Clément Solym - 24.08.2011

Edition - Société - pottermore - horrible - histories


Quand on voit le succès de Pottermore (notre actualitté), des semaines avant son ouverture officielle et celui du tout récent Horrible Histories lancé il y a deux semaines, on peut envisager un bel avenir pour les réseaux sociaux ludiques.

Destinés à un public d’enfants ou d’adolescents, les réseaux sociaux peuvent être considérés comme les nouveaux jeux de société. Il s’agit bien de plateformes, offrant de multiples possibilités d’interactions, ludiques ou éducatives.

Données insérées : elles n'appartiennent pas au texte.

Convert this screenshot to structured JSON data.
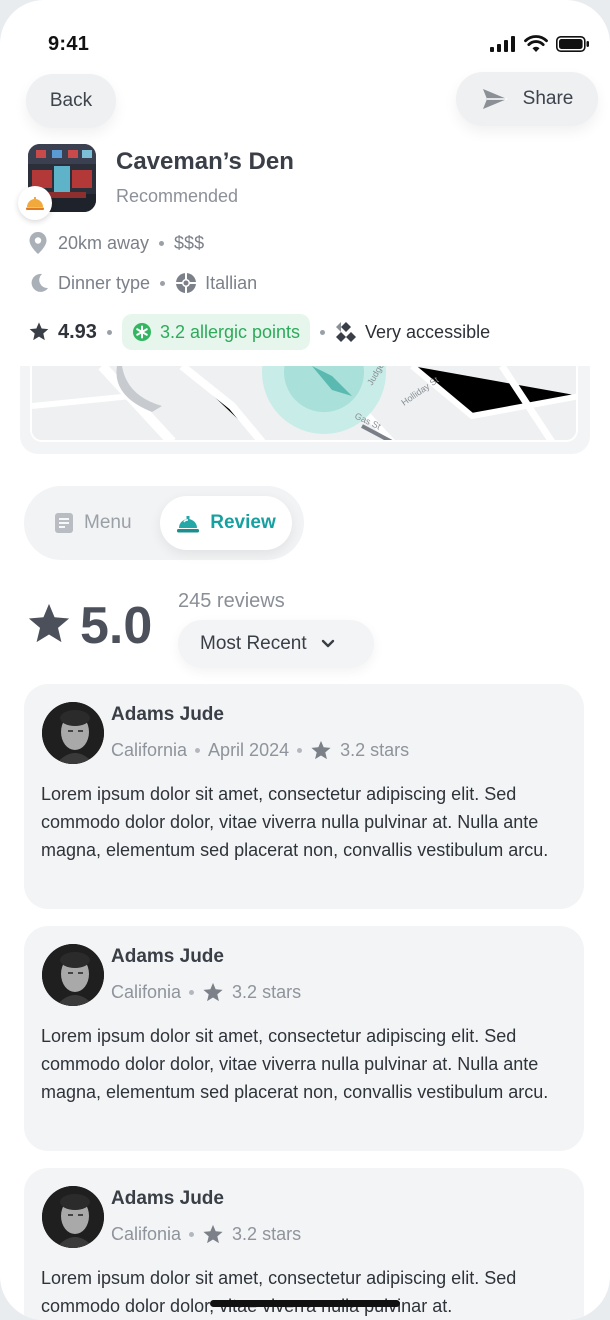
{
  "status_bar": {
    "time": "9:41"
  },
  "header": {
    "back_label": "Back",
    "share_label": "Share"
  },
  "restaurant": {
    "name": "Caveman’s Den",
    "tag": "Recommended",
    "distance": "20km away",
    "price": "$$$",
    "meal_type": "Dinner type",
    "cuisine": "Itallian",
    "rating": "4.93",
    "allergic_points": "3.2 allergic points",
    "accessibility": "Very accessible"
  },
  "map_labels": [
    "Gas St",
    "Holliday St",
    "Judge St"
  ],
  "tabs": {
    "menu_label": "Menu",
    "review_label": "Review",
    "active": "Review"
  },
  "summary": {
    "score": "5.0",
    "count": "245 reviews",
    "sort_label": "Most Recent"
  },
  "reviews": [
    {
      "name": "Adams Jude",
      "location": "California",
      "date": "April 2024",
      "stars": "3.2 stars",
      "text": "Lorem ipsum dolor sit amet, consectetur adipiscing elit. Sed commodo dolor dolor, vitae viverra nulla pulvinar at. Nulla ante magna, elementum sed placerat non, convallis vestibulum arcu."
    },
    {
      "name": "Adams Jude",
      "location": "Califonia",
      "stars": "3.2 stars",
      "text": "Lorem ipsum dolor sit amet, consectetur adipiscing elit. Sed commodo dolor dolor, vitae viverra nulla pulvinar at. Nulla ante magna, elementum sed placerat non, convallis vestibulum arcu."
    },
    {
      "name": "Adams Jude",
      "location": "Califonia",
      "stars": "3.2 stars",
      "text": "Lorem ipsum dolor sit amet, consectetur adipiscing elit. Sed commodo dolor dolor, vitae viverra nulla pulvinar at."
    }
  ],
  "colors": {
    "accent_teal": "#17a0a0",
    "allergy_green": "#2eaa5b",
    "card_bg": "#f3f4f5"
  },
  "icons": [
    "signal-icon",
    "wifi-icon",
    "battery-icon",
    "share-send-icon",
    "location-pin-icon",
    "moon-icon",
    "cuisine-icon",
    "star-icon",
    "allergy-icon",
    "accessibility-icon",
    "menu-doc-icon",
    "review-bell-icon",
    "chevron-down-icon"
  ]
}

Horribles Histories, à l’origine une collection d’ouvrages illustrés et humoristiques sur l’Histoire internationale, a saisi cette opportunité en créant son propre réseau social.

Après s’être inscrit et avoir créé son avatar en costume d’époque (au choix), on pourra dès septembre, retrouver sur leur portail, le contenu des livres en version numérique, ainsi que des jeux autour de cette thématique.

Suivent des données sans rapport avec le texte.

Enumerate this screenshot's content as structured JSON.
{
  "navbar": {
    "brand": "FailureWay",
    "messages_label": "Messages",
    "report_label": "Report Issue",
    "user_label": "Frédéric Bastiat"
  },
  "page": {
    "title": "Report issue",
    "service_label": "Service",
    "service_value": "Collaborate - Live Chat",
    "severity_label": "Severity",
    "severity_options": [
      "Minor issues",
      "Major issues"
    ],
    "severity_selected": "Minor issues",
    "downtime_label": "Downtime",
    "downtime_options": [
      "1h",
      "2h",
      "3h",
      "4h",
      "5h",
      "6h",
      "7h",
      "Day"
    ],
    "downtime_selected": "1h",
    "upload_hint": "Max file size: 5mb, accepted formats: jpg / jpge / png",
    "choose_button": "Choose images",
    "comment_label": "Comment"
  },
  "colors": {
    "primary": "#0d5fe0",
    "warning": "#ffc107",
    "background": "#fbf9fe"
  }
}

Pottermore repose sur le même principe, avec sa librairie numérique incluse et les différentes interactions, énigmes et quêtes sur l’univers du petit sorcier. Toutefois, Rowling a choisi la gratuité pour son site, contrairement à Scholastic, l’éditeur d’Horrible Histories, qui a décidé de faire payer les utilisateurs avec un système d’abonnements (3, 99 £ par mois)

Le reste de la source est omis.